3

I have 2 sets of 2D points (A and B), each set have about 540 points. I need to find the points in set B that are farther than a defined distance alpha from all the points in A.

I have a solution, but is not fast enough

# find the closest point of each of the new point to the target set
def find_closest_point( self, A, B):
    outliers = []
    for i in range(len(B)):
        # find all the euclidean distances
        temp = distance.cdist([B[i]],A)
        minimum = numpy.min(temp)
        # if point is too far away from the rest is consider outlier
        if minimum > self.alpha :
            outliers.append([i, B[i]])
        else:
            continue
    return outliers

I am using python 2.7 with numpy and scipy. Is there another way to do this that I may gain a considerable increase in speed?
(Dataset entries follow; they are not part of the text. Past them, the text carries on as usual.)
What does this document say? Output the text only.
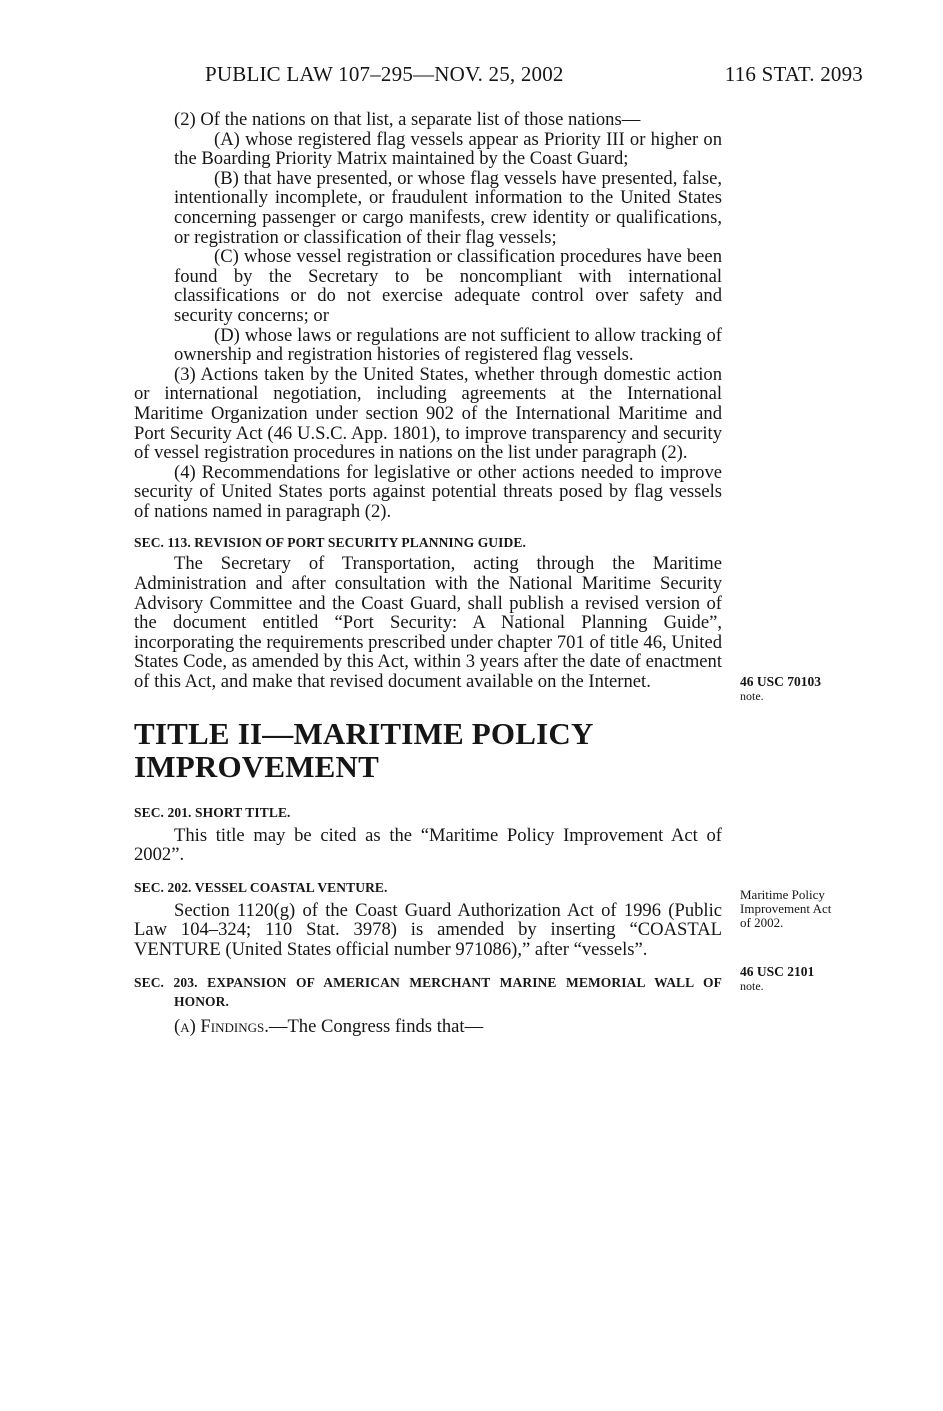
PUBLIC LAW 107–295—NOV. 25, 2002	116 STAT. 2093

(2) Of the nations on that list, a separate list of those nations—

(A) whose registered flag vessels appear as Priority III or higher on the Boarding Priority Matrix maintained by the Coast Guard;

(B) that have presented, or whose flag vessels have presented, false, intentionally incomplete, or fraudulent information to the United States concerning passenger or cargo manifests, crew identity or qualifications, or registration or classification of their flag vessels;

(C) whose vessel registration or classification procedures have been found by the Secretary to be noncompliant with international classifications or do not exercise adequate control over safety and security concerns; or

(D) whose laws or regulations are not sufficient to allow tracking of ownership and registration histories of registered flag vessels.

(3) Actions taken by the United States, whether through domestic action or international negotiation, including agreements at the International Maritime Organization under section 902 of the International Maritime and Port Security Act (46 U.S.C. App. 1801), to improve transparency and security of vessel registration procedures in nations on the list under paragraph (2).

(4) Recommendations for legislative or other actions needed to improve security of United States ports against potential threats posed by flag vessels of nations named in paragraph (2).

SEC. 113. REVISION OF PORT SECURITY PLANNING GUIDE.

The Secretary of Transportation, acting through the Maritime Administration and after consultation with the National Maritime Security Advisory Committee and the Coast Guard, shall publish a revised version of the document entitled “Port Security: A National Planning Guide”, incorporating the requirements prescribed under chapter 701 of title 46, United States Code, as amended by this Act, within 3 years after the date of enactment of this Act, and make that revised document available on the Internet.

TITLE II—MARITIME POLICY

IMPROVEMENT

SEC. 201. SHORT TITLE.

This title may be cited as the “Maritime Policy Improvement Act of 2002”.

SEC. 202. VESSEL COASTAL VENTURE.

Section 1120(g) of the Coast Guard Authorization Act of 1996 (Public Law 104–324; 110 Stat. 3978) is amended by inserting “COASTAL VENTURE (United States official number 971086),” after “vessels”.

SEC. 203. EXPANSION OF AMERICAN MERCHANT MARINE MEMORIAL WALL OF HONOR.

(a) Findings.—The Congress finds that—

46 USC 70103
note.
Maritime Policy
Improvement Act
of 2002.
46 USC 2101
note.
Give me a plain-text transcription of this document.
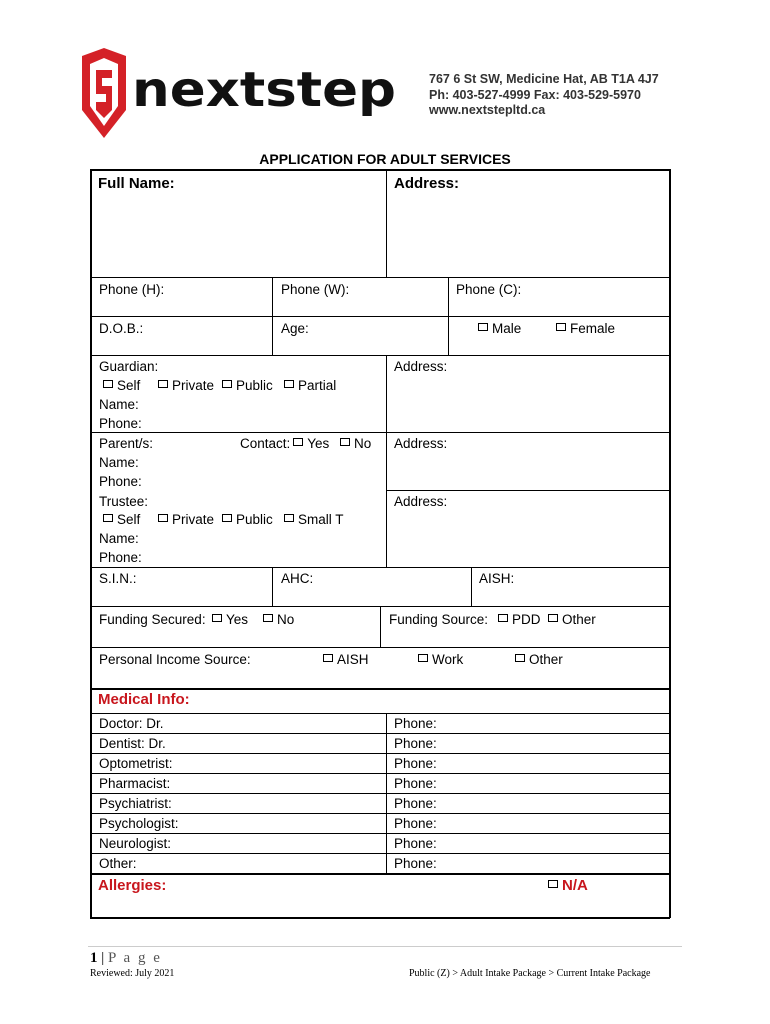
nextstep	767 6 St SW, Medicine Hat, AB T1A 4J7
Ph: 403-527-4999 Fax: 403-529-5970
www.nextstepltd.ca
APPLICATION FOR ADULT SERVICES
Full Name:	Address:
Phone (H):	Phone (W):	Phone (C):
D.O.B.:	Age:	Male	Female
Guardian:
Self	Private	Public	Partial
Name:
Phone:
Address:
Parent/s:	Contact: Yes	No
Name:
Phone:
Address:
Trustee:
Self	Private	Public	Small T
Name:
Phone:
Address:
S.I.N.:	AHC:	AISH:
Funding Secured:	Yes	No	Funding Source:	PDD	Other
Personal Income Source:	AISH	Work	Other
Medical Info:
Doctor: Dr.	Phone:
Dentist: Dr.	Phone:
Optometrist:	Phone:
Pharmacist:	Phone:
Psychiatrist:	Phone:
Psychologist:	Phone:
Neurologist:	Phone:
Other:	Phone:
Allergies:	N/A
1 | P a g e
Reviewed: July 2021	Public (Z) > Adult Intake Package > Current Intake Package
Thanks in advance for the answers

api55
  • 11,070
  • 4
  • 41
  • 57
  • possible duplicate of [Euclidean distance between points in two different Numpy arrays, not within](http://stackoverflow.com/questions/1871536/euclidean-distance-between-points-in-two-different-numpy-arrays-not-within) or [calculate euclidean distance with numpy](http://stackoverflow.com/questions/1401712/calculate-euclidean-distance-with-numpy) – Inbar Rose Oct 20 '13 at 09:21
  • 1
    Since you seem to look for outliers only, which is a nearest neighbour search. I think you can (and should) use `scipy.spatial.KDTree` (the old cKDTree probably does not support that, so use a newer scipy where cKDTree does). – seberg Oct 20 '13 at 10:09
  • also: http://stackoverflow.com/questions/19277244/fast-weighted-euclidean-distance-between-points-in-arrays/19285289#19285289 – ali_m Oct 20 '13 at 11:07

2 Answers2

5
>>> from scipy.spatial.distance import cdist
>>> A = np.random.randn(540, 2)
>>> B = np.random.randn(540, 2)
>>> alpha = 1.
>>> ind = np.all(cdist(A, B) > alpha, axis=0)
>>> outliers = B[ind]

gives you the points you want.

Fred Foo
  • 355,277
  • 75
  • 744
  • 836
  • Actually this gives me a set of True and False, though I think that I got an idea of what you wanted to do, and actually is a huge speed improvement. – api55 Oct 20 '13 at 09:58
  • now it works fine, and i got a big increase in speed aprox. from 9.5 to 0.6 for 10 tries of the whole algorithm, thank you – api55 Oct 20 '13 at 10:20
0

If you have a very large set of points you could calculate x & y bounds of a add & subtract aplha then eliminate all the points in b from specific consideration that lay outside of that boundary.

Steve Barnes
  • 27,618
  • 6
  • 63
  • 73